A Universal Toolkit for Editing Bacterial DNA

The ability to precisely edit the genomes of bacteria has long been a goal of microbiologists. Such technology would enable scientists to make new inroads into studying disease, developing sustainable materials, and fighting drug-resistant infections. But for years, the most powerful tools for bacterial genome editing have only been available in Escherichia coli (E. coli), the most common laboratory bacteria.

Now, a major collaboration involving nine labs, led by scientists at Gladstone Institutes, has transferred a particularly useful DNA editing system from E. coli into 14 new species of bacteria, spanning three major branches of the bacterial family tree.

Their approach, described in Nature Biotechnology, takes advantage of retrons, an immune system from bacteria that produces DNA that can be repurposed for editing genomes.

Shipman (left) and González-Delgado (right) repurpose retrons, a bacterial defense system, to produce the DNA needed for genome editing.

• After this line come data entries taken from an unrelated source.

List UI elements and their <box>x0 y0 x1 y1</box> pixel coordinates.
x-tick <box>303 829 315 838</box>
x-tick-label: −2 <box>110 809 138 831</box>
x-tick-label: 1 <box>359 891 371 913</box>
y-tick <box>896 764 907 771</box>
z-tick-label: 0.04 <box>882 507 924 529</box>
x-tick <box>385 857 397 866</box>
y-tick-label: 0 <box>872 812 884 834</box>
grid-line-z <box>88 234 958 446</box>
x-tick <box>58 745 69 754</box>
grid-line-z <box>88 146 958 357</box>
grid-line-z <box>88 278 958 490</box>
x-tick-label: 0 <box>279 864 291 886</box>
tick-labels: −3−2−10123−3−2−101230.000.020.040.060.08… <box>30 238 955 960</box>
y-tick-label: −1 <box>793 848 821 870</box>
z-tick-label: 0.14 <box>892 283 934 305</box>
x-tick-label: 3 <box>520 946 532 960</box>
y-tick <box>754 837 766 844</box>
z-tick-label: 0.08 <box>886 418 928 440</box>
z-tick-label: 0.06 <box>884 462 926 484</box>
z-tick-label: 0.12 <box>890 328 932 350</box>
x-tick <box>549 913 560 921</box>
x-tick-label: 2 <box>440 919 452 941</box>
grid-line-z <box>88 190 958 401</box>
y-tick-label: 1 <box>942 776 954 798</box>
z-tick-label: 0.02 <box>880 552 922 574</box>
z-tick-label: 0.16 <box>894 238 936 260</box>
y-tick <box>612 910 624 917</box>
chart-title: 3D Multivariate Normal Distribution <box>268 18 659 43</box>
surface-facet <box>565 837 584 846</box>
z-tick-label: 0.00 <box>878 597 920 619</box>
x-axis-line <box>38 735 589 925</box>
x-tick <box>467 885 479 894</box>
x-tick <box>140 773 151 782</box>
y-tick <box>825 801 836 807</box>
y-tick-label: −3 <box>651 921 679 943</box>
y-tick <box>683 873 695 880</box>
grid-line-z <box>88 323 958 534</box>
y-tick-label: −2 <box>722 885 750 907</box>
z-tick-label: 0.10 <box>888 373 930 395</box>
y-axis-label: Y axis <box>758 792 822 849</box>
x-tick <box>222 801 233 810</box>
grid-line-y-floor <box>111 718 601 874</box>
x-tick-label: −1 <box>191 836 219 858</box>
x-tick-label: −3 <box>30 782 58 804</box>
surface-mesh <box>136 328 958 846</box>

“We’ve been easily editing E. coli genomes using retrons for years now, which has substantially increased the pace of our fundamental biology and our molecular technology development,” says Gladstone Investigator Seth Shipman, PhD, senior author of the new study. “But we kept hearing from the broader field, asking when there would be a version of this technology that could be put to work in other bacterial species that matter for the environment, industrial processes, or human health.”

Retrons Tour the Globe

Retrons are part of bacteria’s defense system. They act as a kind of viral alarm system, continuously producing small strands of DNA.

Shipman’s lab has repurposed retrons for a totally different purpose: using their highly-efficient DNA-making machinery as cellular factories to produce the new strands of DNA needed for genome editing. Using retrons, his team created a tool that can efficiently modify DNA in bacteria, yeast, and human cells. In bacteria, the transformed retron-derived editor is called a recombitron.

However, they had only built functional recombitrons in E. coli.

In the new study, the scientists wanted to probe whether the retrons could be engineered to work more broadly. They developed a diverse panel of 10 retron-based editing systems and then collaborated with labs that specialized in working with a variety of bacteria.

A team of Gladstone scientists, including González-Delgado (left) and Shipman (right), partnered with labs around the world to test their new editing systems in a wide range of bacteria—and they worked in all 15 species tested.

“We partnered with nine different labs from all over the world to test the editing systems in their favorite bacterial species,” says Alejandro González-Delgado, PhD, a postdoctoral scholar in Shipman’s lab and first author of the study. “We designed all the molecular parts at Gladstone, then sent them to the collaborators where they ran the experiment in their labs.”

Each collaborator sent the samples back to Gladstone, where González-Delgado performed a centralized, in-depth analysis of the results.

Success Across Bacterial Species

The team collected full data on how well the retrons worked in 15 different bacterial species with relevance across fields.

Several, including Klebsiella pneumoniae and Pseudomonas aeruginosa, are human pathogens that often develop antibiotic resistance, underscoring the need for new research into how to fight these bacteria. Others, like Vibrio natriegens and Pseudomonas putida, are especially fast-growing species, making them commonly used in biotechnology to produce desired compounds from medicines to fuels.

The retrons, packaged together with other proteins into genome editing systems the team calls recombitrons, worked in all 15 species tested. However, different retrons excelled in different species.

“Each retron worked differently in different bacteria,” González-Delgado says. “This reinforces why it’s important to have lots of different retrons, so scientists can choose the ones best suited to their favorite bacterial species.”

The retron-based editing systems developed by Shipman (left), González-Delgado (right), and their colleagues can be used to address a slew of biological problems, from engineering bacteria to developing new antibiotics.

In fact, despite their potential, only a small number of retrons had ever been studied in the lab. That’s why, in 2024, González-Delgado was part of a group that tested 163 previously uncharacterized retrons and identified many that could edit DNA more quickly and efficiently than those typically used in the lab.

In the latest study, the editing rates—what percentage of bacterial cells end up carrying an intended genetic change—also varied, ranging from a fraction of a percent in some species to more than 90 percent in others. For species with lower editing rates, the team showed that altering the retron’s structure or changing other components of the editing system could boost editing rates.

Opening New Doors

The ability to precisely edit bacterial genomes across a wide range of species has broad implications. Researchers engineering bacteria for manufacturing, studying how gut microbes interact, or developing new antibiotics can use the new data to choose an appropriate retron-based editing system for whatever species they work with.

“My lab builds molecular technology, and we want these technologies to be used as broadly as possible to uncover new biology and intervene in disease,” says Shipman, who is also an associate professor in the Department of Bioengineering and Therapeutic Sciences at UC San Francisco and a Biohub Investigator. “Through Alejandro’s efforts and an enthusiastic group of collaborators, we were able to get one of our favorite editing technologies into the hands of researchers focused on a slew of new biological problems. We hope it will continue to spread from here.”